Probability of correct placement

$P(\text{Direct Hit}) = \frac{1}{n}$

$P(\text{Hop}) = \frac{n-1}{n}$

So most requests will land on the wrong shard and require an internal submit_to() (SMP hop).

What This Looks Like in Practice

CPU shard count P(not landing on owner shard) % Reroute
4 0.75 75%
8 0.87 87%
12 0.91 91%
22 0.95 95%
48 0.97 97%

As shard count increases:

  • Direct-hit probability decreases
  • Cross-core forwarding increases
  • Cache locality degrades
  • Latency variance increases
  • Inter-core traffic increases

At 48 shards, ~98% of requests require a hop.
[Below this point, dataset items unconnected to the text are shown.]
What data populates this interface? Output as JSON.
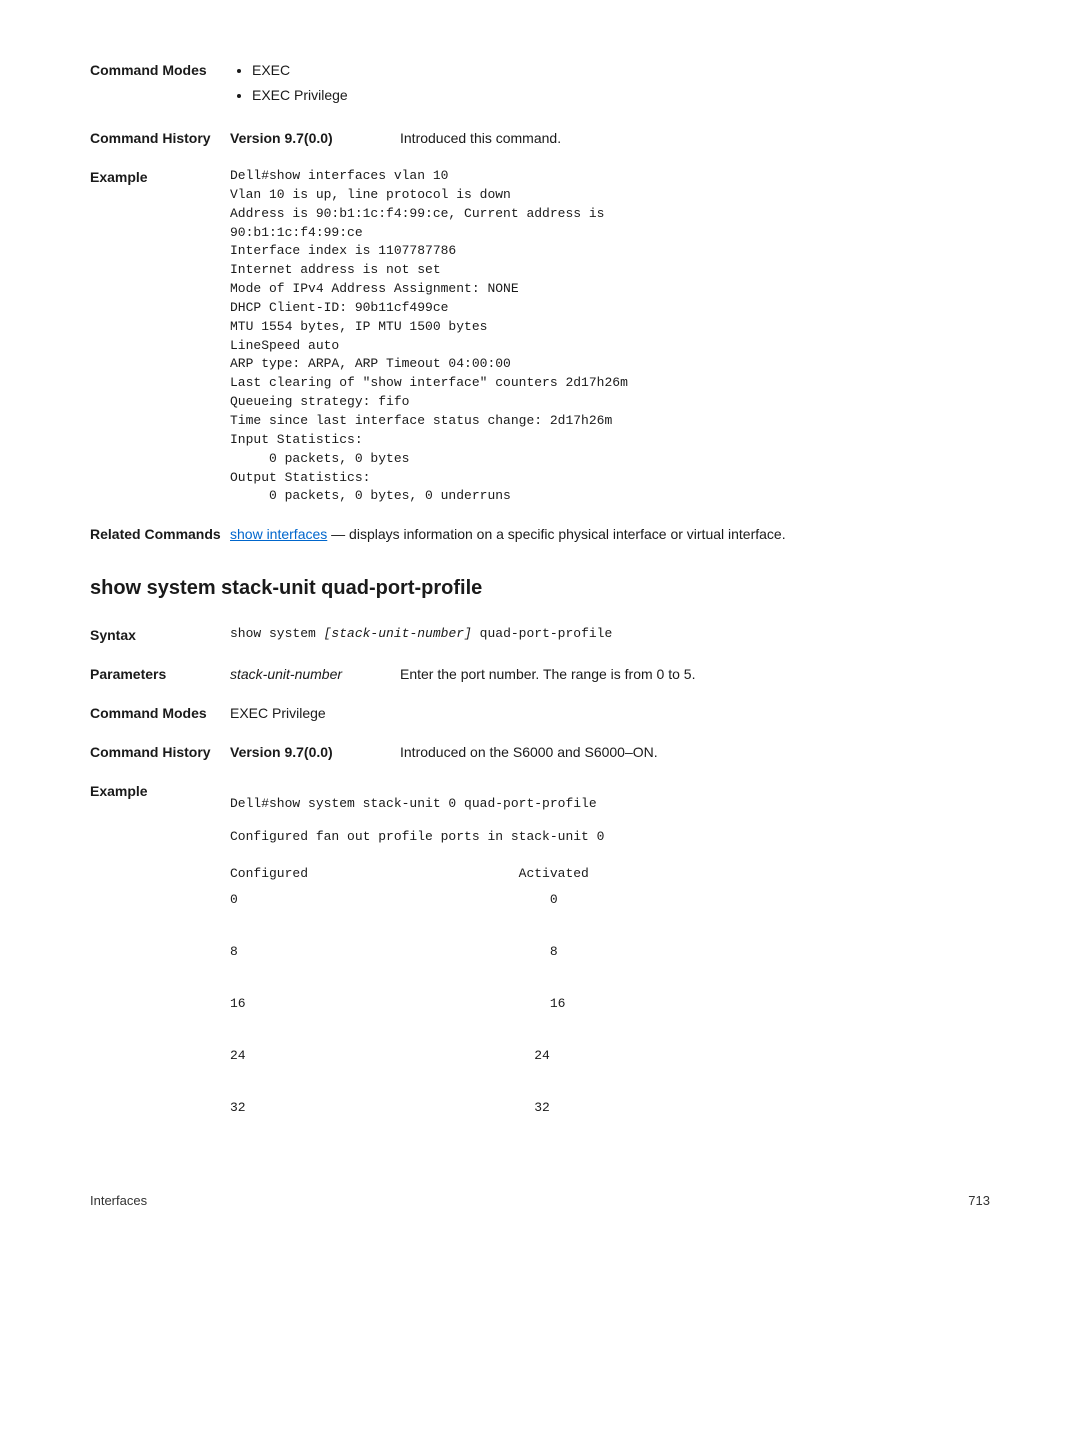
{
  "block1": {
    "modes_label": "Command Modes",
    "modes_items": [
      "EXEC",
      "EXEC Privilege"
    ],
    "history_label": "Command History",
    "version_label": "Version 9.7(0.0)",
    "version_desc": "Introduced this command.",
    "example_label": "Example",
    "example_code": "Dell#show interfaces vlan 10\nVlan 10 is up, line protocol is down\nAddress is 90:b1:1c:f4:99:ce, Current address is\n90:b1:1c:f4:99:ce\nInterface index is 1107787786\nInternet address is not set\nMode of IPv4 Address Assignment: NONE\nDHCP Client-ID: 90b11cf499ce\nMTU 1554 bytes, IP MTU 1500 bytes\nLineSpeed auto\nARP type: ARPA, ARP Timeout 04:00:00\nLast clearing of \"show interface\" counters 2d17h26m\nQueueing strategy: fifo\nTime since last interface status change: 2d17h26m\nInput Statistics:\n     0 packets, 0 bytes\nOutput Statistics:\n     0 packets, 0 bytes, 0 underruns",
    "related_label": "Related Commands",
    "related_link": "show interfaces",
    "related_rest": " — displays information on a specific physical interface or virtual interface."
  },
  "section_heading": "show system stack-unit quad-port-profile",
  "block2": {
    "syntax_label": "Syntax",
    "syntax_code_prefix": "show system ",
    "syntax_code_italic": "[stack-unit-number]",
    "syntax_code_suffix": " quad-port-profile",
    "params_label": "Parameters",
    "param_name": "stack-unit-number",
    "param_desc": "Enter the port number. The range is from 0 to 5.",
    "modes_label": "Command Modes",
    "modes_text": "EXEC Privilege",
    "history_label": "Command History",
    "version_label": "Version 9.7(0.0)",
    "version_desc": "Introduced on the S6000 and S6000–ON.",
    "example_label": "Example",
    "example_line1": "Dell#show system stack-unit 0 quad-port-profile",
    "example_line2": "Configured fan out profile ports in stack-unit 0",
    "table": "Configured                           Activated\n0                                        0\n\n8                                        8\n\n16                                       16\n\n24                                     24\n\n32                                     32"
  },
  "footer_left": "Interfaces",
  "footer_right": "713"
}
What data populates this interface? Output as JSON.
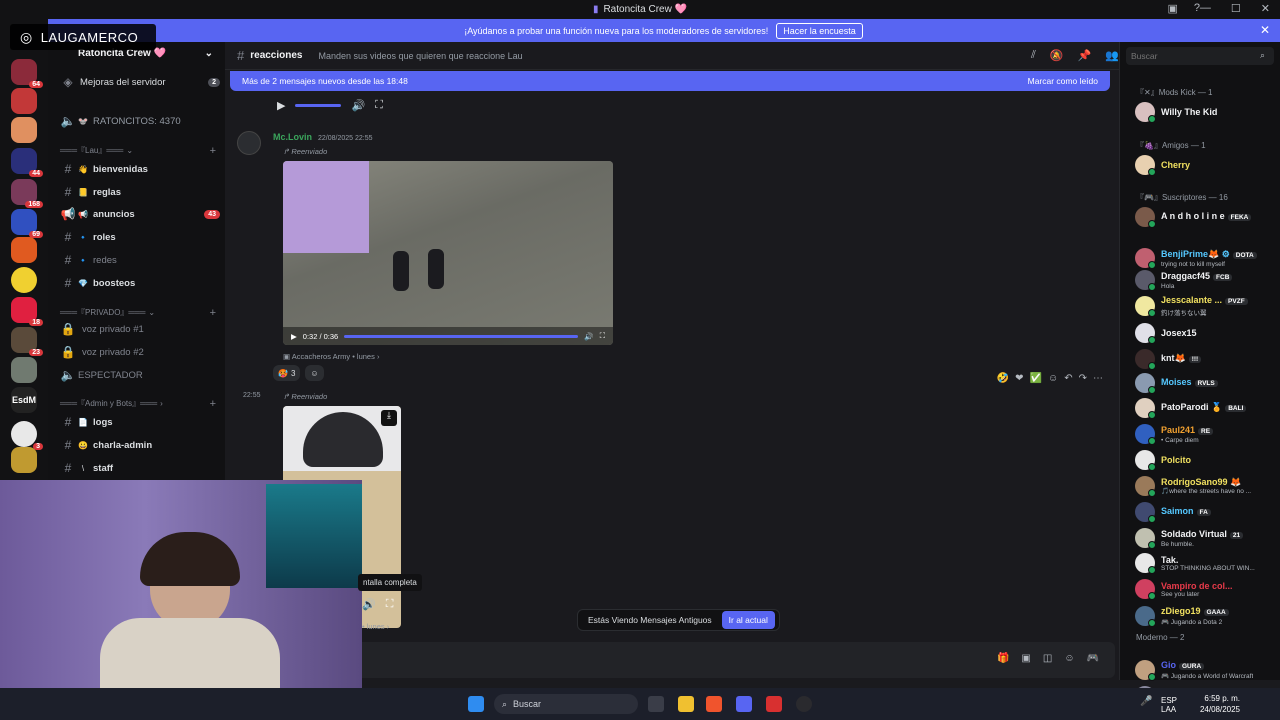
{
  "window": {
    "title": "Ratoncita Crew 🩷"
  },
  "banner": {
    "text": "¡Ayúdanos a probar una función nueva para los moderadores de servidores!",
    "button": "Hacer la encuesta"
  },
  "overlay": {
    "text": "LAUGAMERCO"
  },
  "server": {
    "name": "Ratoncita Crew 🩷"
  },
  "guild_badges": [
    "64",
    "44",
    "168",
    "69",
    "18",
    "23",
    "3"
  ],
  "channels": {
    "boost": {
      "label": "Mejoras del servidor",
      "count": "2"
    },
    "voice_count": "RATONCITOS: 4370",
    "cat_lau": "═══『Lau』═══",
    "cat_privado": "═══『PRIVADO』═══",
    "cat_admin": "═══『Admin y Bots』═══",
    "items": [
      {
        "label": "bienvenidas",
        "emoji": "👋"
      },
      {
        "label": "reglas",
        "emoji": "📒"
      },
      {
        "label": "anuncios",
        "emoji": "📢",
        "count": "43"
      },
      {
        "label": "roles",
        "emoji": "🔹"
      },
      {
        "label": "redes",
        "emoji": "🔹"
      },
      {
        "label": "boosteos",
        "emoji": "💎"
      }
    ],
    "voice": [
      {
        "label": "voz privado #1"
      },
      {
        "label": "voz privado #2"
      },
      {
        "label": "ESPECTADOR"
      }
    ],
    "admin": [
      {
        "label": "logs",
        "emoji": "📄"
      },
      {
        "label": "charla-admin",
        "emoji": "😀"
      },
      {
        "label": "staff",
        "emoji": "\\"
      }
    ]
  },
  "chat": {
    "channel": "reacciones",
    "topic": "Manden sus videos que quieren que reaccione Lau",
    "newmsg": "Más de 2 mensajes nuevos desde las 18:48",
    "mark_read": "Marcar como leído",
    "author": "Mc.Lovin",
    "timestamp": "22/08/2025 22:55",
    "forwarded": "Reenviado",
    "video_time": "0:32 / 0:36",
    "source": "Accacheros Army",
    "source_day": "lunes",
    "reaction_count": "3",
    "msg2_time": "22:55",
    "source2_day": "lunes",
    "tooltip": "ntalla completa",
    "viewing": "Estás Viendo Mensajes Antiguos",
    "goto": "Ir al actual"
  },
  "members": {
    "search_placeholder": "Buscar",
    "sections": [
      {
        "title": "『✕』Mods Kick — 1"
      },
      {
        "title": "『🍇』Amigos — 1"
      },
      {
        "title": "『🎮』Suscriptores — 16"
      },
      {
        "title": "Moderno — 2"
      }
    ],
    "list": [
      {
        "name": "Willy The Kid",
        "color": "#f2f3f5"
      },
      {
        "name": "Cherry",
        "color": "#f0e060"
      },
      {
        "name": "A n d h o l i n e",
        "color": "#f2f3f5",
        "tag": "FEKA"
      },
      {
        "name": "BenjiPrime🦊 ⚙",
        "color": "#55c8ff",
        "tag": "DOTA",
        "status": "trying not to kill myself"
      },
      {
        "name": "Draggacf45",
        "color": "#f2f3f5",
        "tag": "FCB",
        "status": "Hola"
      },
      {
        "name": "Jesscalante ...",
        "color": "#f0e060",
        "tag": "PVZF",
        "status": "釣け落ちない翼"
      },
      {
        "name": "Josex15",
        "color": "#f2f3f5"
      },
      {
        "name": "knt🦊",
        "color": "#f2f3f5",
        "tag": "!!!"
      },
      {
        "name": "Moises",
        "color": "#55c8ff",
        "tag": "RVLS"
      },
      {
        "name": "PatoParodi 🏅",
        "color": "#f2f3f5",
        "tag": "BALI"
      },
      {
        "name": "Paul241",
        "color": "#f0a030",
        "tag": "RE",
        "status": "• Carpe diem"
      },
      {
        "name": "Polcito",
        "color": "#f0e060"
      },
      {
        "name": "RodrigoSano99 🦊",
        "color": "#f0e060",
        "status": "🎵where the streets have no ..."
      },
      {
        "name": "Saimon",
        "color": "#55c8ff",
        "tag": "FA"
      },
      {
        "name": "Soldado Virtual",
        "color": "#f2f3f5",
        "tag": "21",
        "status": "Be humble."
      },
      {
        "name": "Tak.",
        "color": "#f2f3f5",
        "status": "STOP THINKING ABOUT WIN..."
      },
      {
        "name": "Vampiro de col...",
        "color": "#e83a4a",
        "status": "See you later"
      },
      {
        "name": "zDiego19",
        "color": "#f0e060",
        "tag": "GAAA",
        "status": "🎮 Jugando a Dota 2"
      },
      {
        "name": "Gio",
        "color": "#5865f2",
        "tag": "GURA",
        "status": "🎮 Jugando a World of Warcraft"
      },
      {
        "name": "rexbeto",
        "color": "#f2f3f5"
      }
    ]
  },
  "taskbar": {
    "search": "Buscar",
    "lang": "ESP",
    "lang2": "LAA",
    "time": "6:59 p. m.",
    "date": "24/08/2025"
  }
}
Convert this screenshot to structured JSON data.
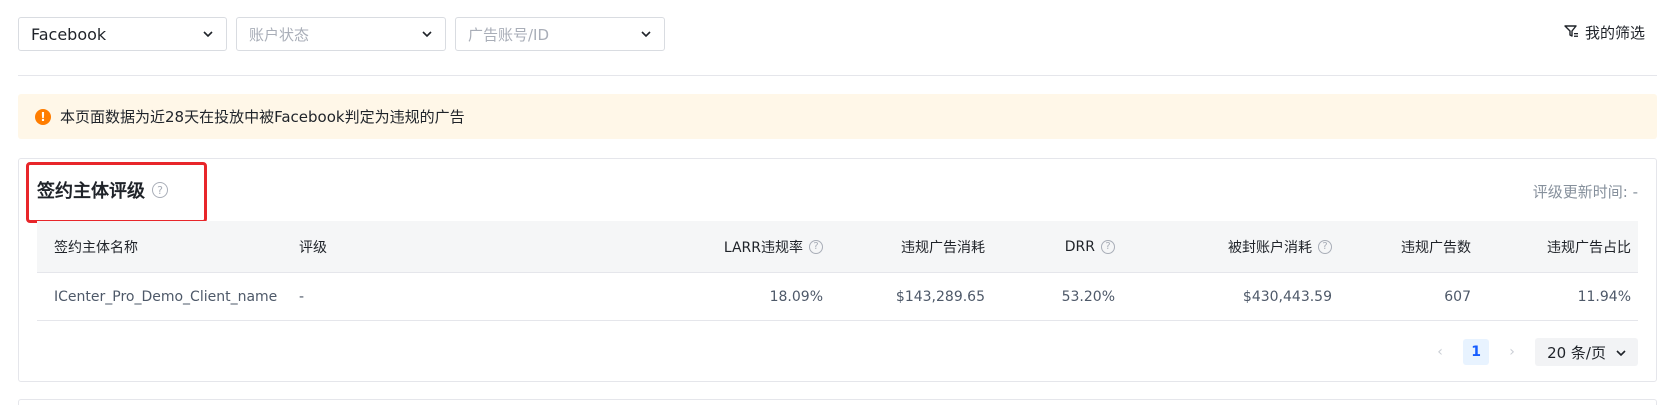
{
  "filters": {
    "platform": {
      "value": "Facebook"
    },
    "account_status": {
      "placeholder": "账户状态"
    },
    "ad_account": {
      "placeholder": "广告账号/ID"
    }
  },
  "my_filters_label": "我的筛选",
  "notice": {
    "icon": "!",
    "text": "本页面数据为近28天在投放中被Facebook判定为违规的广告",
    "color": "#fff7e8"
  },
  "card": {
    "title": "签约主体评级",
    "update_time_label": "评级更新时间: -",
    "highlight_color": "#e8262a"
  },
  "table": {
    "headers": {
      "name": "签约主体名称",
      "rating": "评级",
      "larr": "LARR违规率",
      "spend": "违规广告消耗",
      "drr": "DRR",
      "banned_spend": "被封账户消耗",
      "ad_count": "违规广告数",
      "ad_ratio": "违规广告占比"
    },
    "rows": [
      {
        "name": "ICenter_Pro_Demo_Client_name",
        "rating": "-",
        "larr": "18.09%",
        "spend": "$143,289.65",
        "drr": "53.20%",
        "banned_spend": "$430,443.59",
        "ad_count": "607",
        "ad_ratio": "11.94%"
      }
    ]
  },
  "pagination": {
    "prev": "‹",
    "current_page": "1",
    "next": "›",
    "page_size": "20 条/页",
    "accent": "#165dff"
  }
}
That’s massive !!!

The Performance Consequence

Without a smart client:

  • ~90–98% of requests require submit_to()
  • Each request incurs:
  • Cross-core queueing
  • Additional scheduling
  • Extra context overhead

This directly increases:

  • p99 latency
  • tail amplification
  • CPU overhead
  • cross-shard contention

What must a client do to fix this?

To avoid cross-shard forwarding and achieve maximum locality, a ShunyaKV client must implement shard-aware routing.

  1. Establish Initial Connection

  2. Connect to the server using the advertised port.

  3. Once connected, send: NODE_INFO2
  4. The server responds with the key range owned by the shard handling that connection.
  5. Discover All Shards
  6. Continue opening new connections to the same port.

  7. For each connection:

    1. Issue NODE_INFO
    2. Record the key range returned
    3. Repeat until connections covering all CPU shards are obtained.

    ⚠️ Important:

  8. Use timeouts for connection attempts.

  9. If some shards are not discovered, continue operating.
  10. Requests sent to the wrong shard will still be honored (with internal forwarding), though at reduced efficiency.
  11. Maintain Shard-Aware Routing
  12. The client should:
    1. Maintain a mapping of key-range → connection pool
    2. Hash the key client-side
    3. Select the correct shard pool
  13. Use:
    1. Round-robin
    2. Weighted round-robin
    3. Or custom load strategy

  14. Connection pooling per shard is recommended for parallelism.

  15. Graceful Degradation

  16. The system continues functioning.

  17. Internal forwarding ensures correctness.
  18. Only latency and throughput are affected.

Summary

A smart client must:

  • Discover shard topology
  • Map keys to shard ranges
  • Maintain per-shard connection pools
  • Route requests deterministically

Client implementation details are intentionally flexible.

[^1][^2]

[^1]: RSS hashing operates at the flow level (IP/port 5-tuple) and cannot align with ShunyaKV’s application-level key ownership hashing.

[^2]: Refer to documentation to understand the various parameters NODE_INFO takes.